Bayer and his colleagues wrote that allowing combustible cigarettes to stay on the market, but "restricting access and appeal among less harmful vaping products out of an abundance of caution," would be a massive setback for public health globally. They supported a harm-reduction approach, analogous to the United Kingdom, which assumes that nicotine itself will not be eradicated from the world anytime soon and advocates for careful policy and regulation.

"In public health, there are always trade-offs," Bayer said. "You have to weigh both the risks and benefits."
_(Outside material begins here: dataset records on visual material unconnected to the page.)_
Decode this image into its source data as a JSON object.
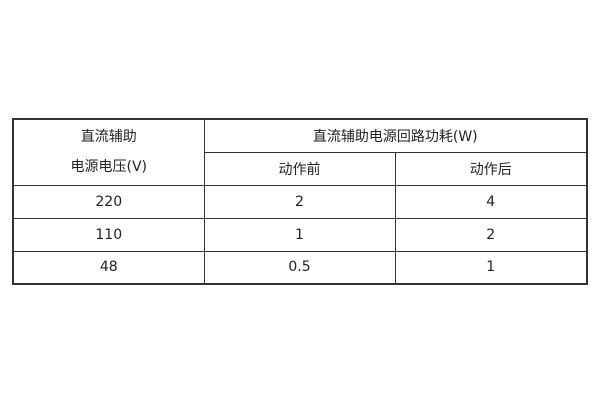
{
  "table": {
    "header": {
      "col1_line1": "直流辅助",
      "col1_line2": "电源电压(V)",
      "group": "直流辅助电源回路功耗(W)",
      "before": "动作前",
      "after": "动作后"
    },
    "rows": [
      {
        "voltage": "220",
        "before": "2",
        "after": "4"
      },
      {
        "voltage": "110",
        "before": "1",
        "after": "2"
      },
      {
        "voltage": "48",
        "before": "0.5",
        "after": "1"
      }
    ]
  }
}
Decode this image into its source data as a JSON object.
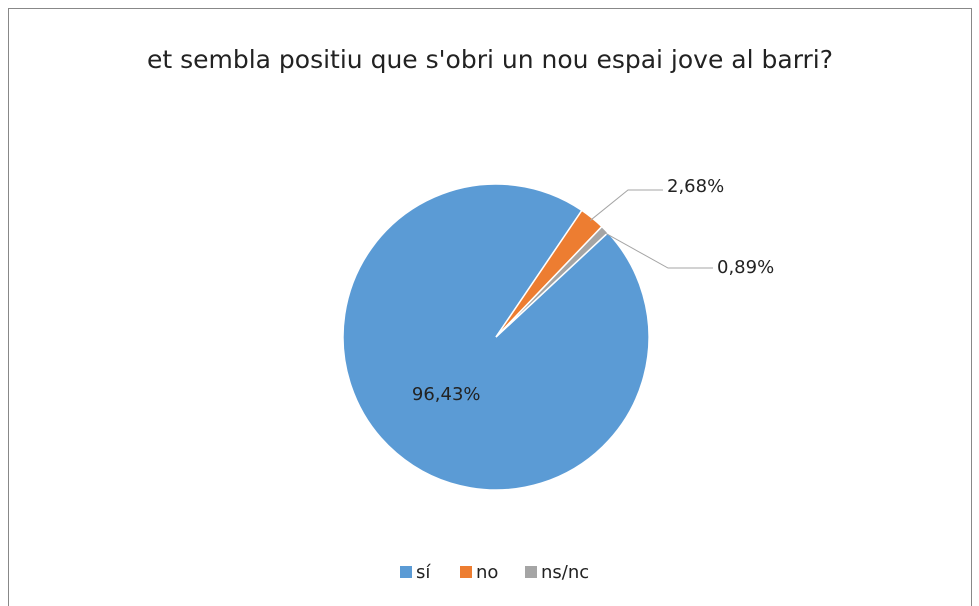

The authors call for some sort of "product monitoring system" while adding, "if the [US is] going to take policy action on flavors, menthol in combustible products must be the first target." But, as Bayer emphasized, the crucial conclusions and recommendations they make are for taxing vaping products—enough to keep them out of the hands of teenagers, but lower than those on combustible cigarettes so as not to discourage current smokers to switch. They also suggest federally raising the legal age to purchase nicotine products to 21.
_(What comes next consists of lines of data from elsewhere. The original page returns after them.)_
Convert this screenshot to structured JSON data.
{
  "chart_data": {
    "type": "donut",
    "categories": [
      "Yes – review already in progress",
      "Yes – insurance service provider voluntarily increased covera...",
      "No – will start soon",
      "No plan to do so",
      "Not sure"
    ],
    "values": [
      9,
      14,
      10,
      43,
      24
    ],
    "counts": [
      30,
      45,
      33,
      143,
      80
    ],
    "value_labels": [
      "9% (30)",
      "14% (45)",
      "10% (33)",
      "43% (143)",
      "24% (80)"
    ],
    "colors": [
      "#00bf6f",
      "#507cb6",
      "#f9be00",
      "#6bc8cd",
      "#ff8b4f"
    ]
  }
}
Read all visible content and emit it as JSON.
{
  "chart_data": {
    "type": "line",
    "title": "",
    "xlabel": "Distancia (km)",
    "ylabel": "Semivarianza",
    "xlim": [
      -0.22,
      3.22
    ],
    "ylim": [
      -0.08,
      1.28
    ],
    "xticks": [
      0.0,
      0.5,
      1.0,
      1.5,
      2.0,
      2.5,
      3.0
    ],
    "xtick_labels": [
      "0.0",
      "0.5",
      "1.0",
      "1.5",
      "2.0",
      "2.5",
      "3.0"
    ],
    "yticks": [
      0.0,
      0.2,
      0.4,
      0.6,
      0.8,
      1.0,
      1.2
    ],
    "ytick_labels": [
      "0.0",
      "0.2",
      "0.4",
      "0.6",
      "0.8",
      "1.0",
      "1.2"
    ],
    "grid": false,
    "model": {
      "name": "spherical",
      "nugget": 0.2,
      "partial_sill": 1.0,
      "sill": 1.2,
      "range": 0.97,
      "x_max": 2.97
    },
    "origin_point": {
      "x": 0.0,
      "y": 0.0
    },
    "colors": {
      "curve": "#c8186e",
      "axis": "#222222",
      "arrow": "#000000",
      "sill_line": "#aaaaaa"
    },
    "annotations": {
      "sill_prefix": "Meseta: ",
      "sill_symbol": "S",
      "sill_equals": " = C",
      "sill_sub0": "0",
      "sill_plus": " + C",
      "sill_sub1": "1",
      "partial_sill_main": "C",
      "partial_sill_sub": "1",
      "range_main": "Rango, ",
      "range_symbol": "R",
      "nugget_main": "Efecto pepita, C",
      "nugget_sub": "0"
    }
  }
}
Minors’ attraction to vaping became the focus of several surveys related to the spike of illness. Just last week, the Centers for Disease Control and Prevention (CDC) released some data from its annual National Youth Tobacco Survey (NYTS), which noted that a majority of kids who tried e-cigs cited mere "curiosity" as their motivation. (Flavors themselves came in a distant third.) However, many critics slammed the NYTS for being both imprecise and incomplete: The student respondents didn't have an option to choose "wanting nicotine" as a primary reason for experimenting with e-cigarettes, and, as some harm-reduction opponents have already pointed out, e-cigarettes are not even tobacco products, since there is no tobacco in them.
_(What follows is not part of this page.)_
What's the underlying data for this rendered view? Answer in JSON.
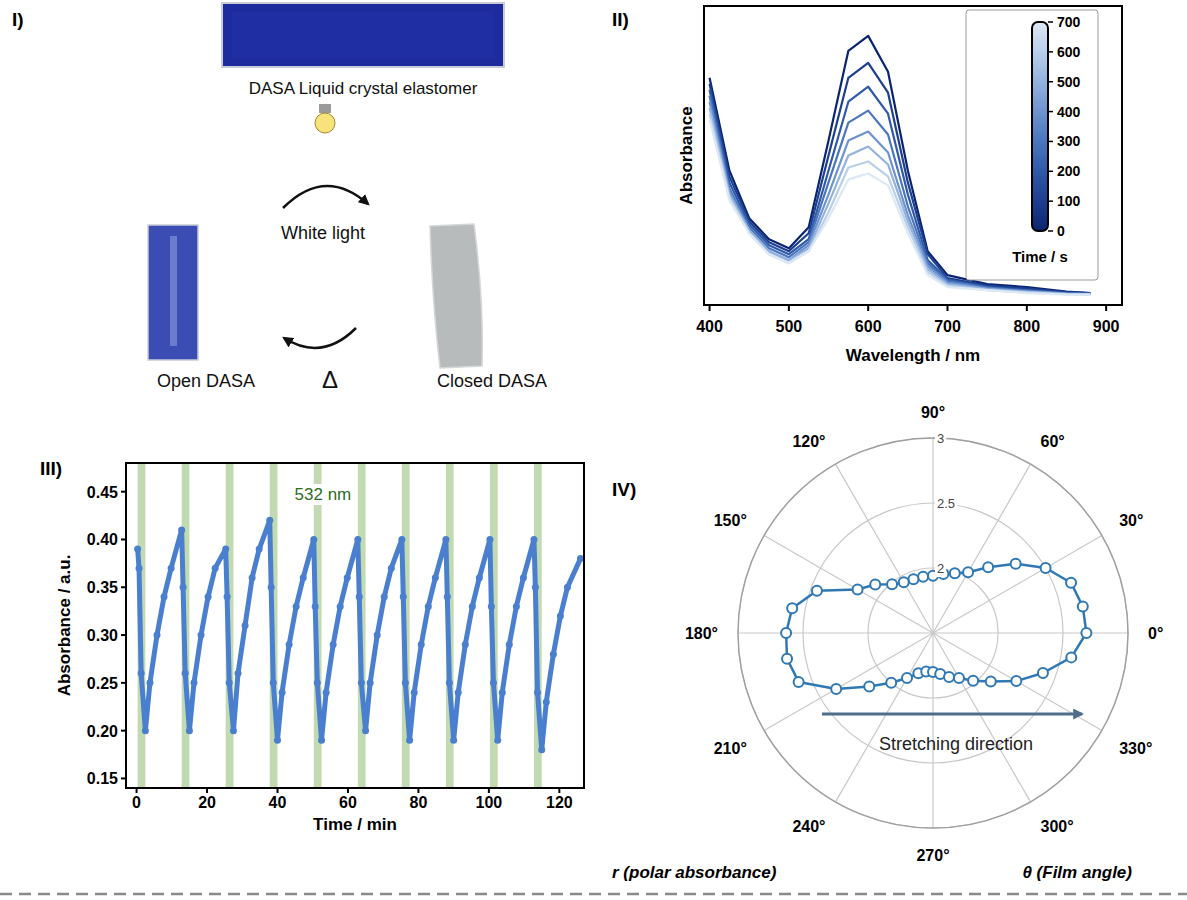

The vaping crisis has divided public opinion on the matter into two distinct camps: those who recognize that the rapid increase in teenage vaping is a serious problem that must be dealt with but also see cigarettes as a harm-reduction tool to help smokers ditch cigarettes; and those who believe that this problem can be eradicated through prohibition tactics, like adopting flavor bans that many states and large cities have already done. Last week, President Donald Trump proposed raising the minimum age for the sale of e-cigarette products to 21 due to the rise in vaping-related deaths and illnesses. Trump defended his decision to propose an age limit on vaping products rather than an outright ban by saying e-cigarettes would become illegally available if he outlawed them.

As of October, the US Centres for Disease Control and Prevention (CDC) had reported 34 deaths and more than 1,600 cases of lung injuries related to vaping.